A rodada recente da NBA foi marcada por uma cena que chocou o mundo do basquete. O ala do Golden State Warriors, Moses Moody, sofreu uma ruptura do tendão patelar do joelho esquerdo durante um contra-ataque contra o Dallas Mavericks. Segundo o ortopedista e especialista em Medicina Esportiva, Dr. Rodrigo Martinez, essa é uma das lesões mais graves do aparelho extensor do joelho.
O que é o tendão patelar e por que ele é vital?
O tendão patelar é uma estrutura de alta resistência que conecta a patela (rótula) à tíbia. Ele atua como um sistema de transmissão de força fundamental para movimentos explosivos. De acordo com o Dr. Martinez, esse tendão é responsável por funções essenciais, como:
- Extensão da perna e corrida;
- Saltos e aterrissagens;
- Mudanças bruscas de direção;
- Desaceleração rápida.
Portanto, quando ocorre uma ruptura completa, o atleta perde totalmente a capacidade de estender o joelho, tornando impossível caminhar ou saltar.
Biomecânica: Por que a lesão ocorreu no salto?
No caso de Moody, o mecanismo foi o clássico “colapso” durante a fase de impulsão para uma enterrada. Durante esse movimento, o quadríceps realiza uma contração explosiva enquanto o joelho está flexionado.
Embora o tendão patelar suporte cargas de até 8 vezes o peso corporal, forças extremas em atletas de alto rendimento podem causar a falha estrutural. Como resultado, o joelho cede imediatamente, como visto na transmissão ao vivo.

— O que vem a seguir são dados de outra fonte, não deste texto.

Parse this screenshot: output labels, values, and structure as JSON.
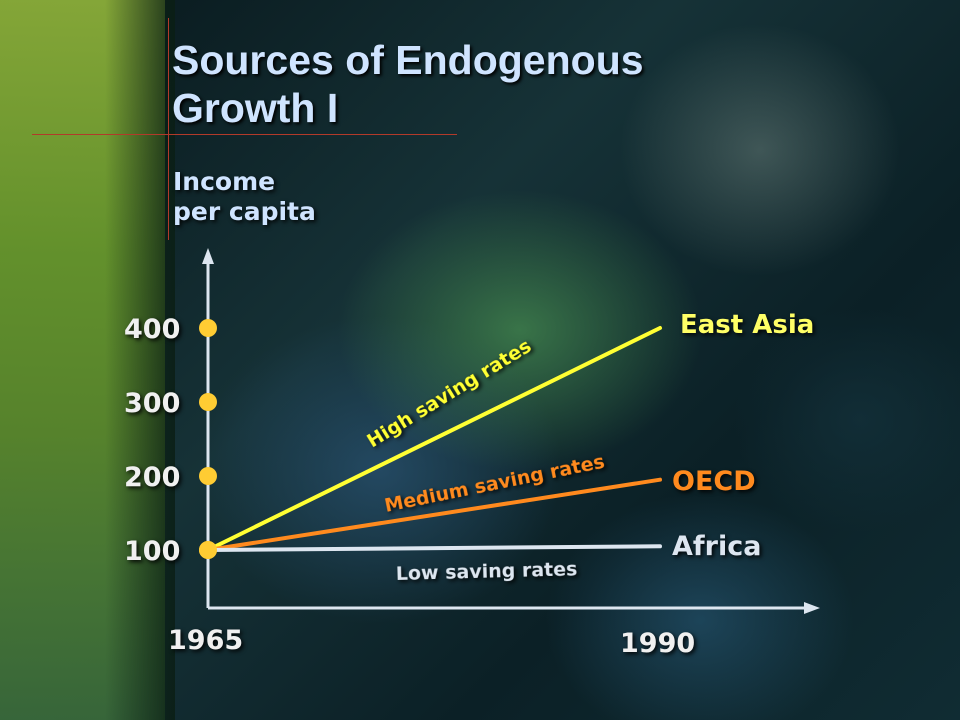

O paralelo histórico com Ronaldo Fenômeno
É impossível falar de ruptura de tendão patelar sem citar Ronaldo Nazário. Em 2000, o mundo assistiu ao “Fenômeno” sofrer a mesma lesão na final da Copa da Itália.
“Naquela época, lesões desse tipo frequentemente encerravam carreiras”, relembra o Dr. Rodrigo Martinez.
Contudo, a medicina esportiva evoluiu drasticamente desde o caso de Ronaldo. Atualmente, técnicas cirúrgicas com âncoras ósseas e protocolos modernos de fisioterapia neuromuscular permitem que atletas como Moses Moody tenham ótimas chances de retornar ao alto nível, embora o tempo de recuperação varie entre 9 e 12 meses.
O desafio da reabilitação
O tratamento para rupturas completas é invariavelmente cirúrgico. Após o procedimento, o foco principal é a reconstrução da confiança no movimento e o fortalecimento do quadríceps.
Em suma, o caminho para Moody será longo e exigirá disciplina. No entanto, com os avanços da traumatologia do esporte, o ala tem tudo para seguir os passos de superação de Ronaldo e voltar a brilhar nas quadras da NBA.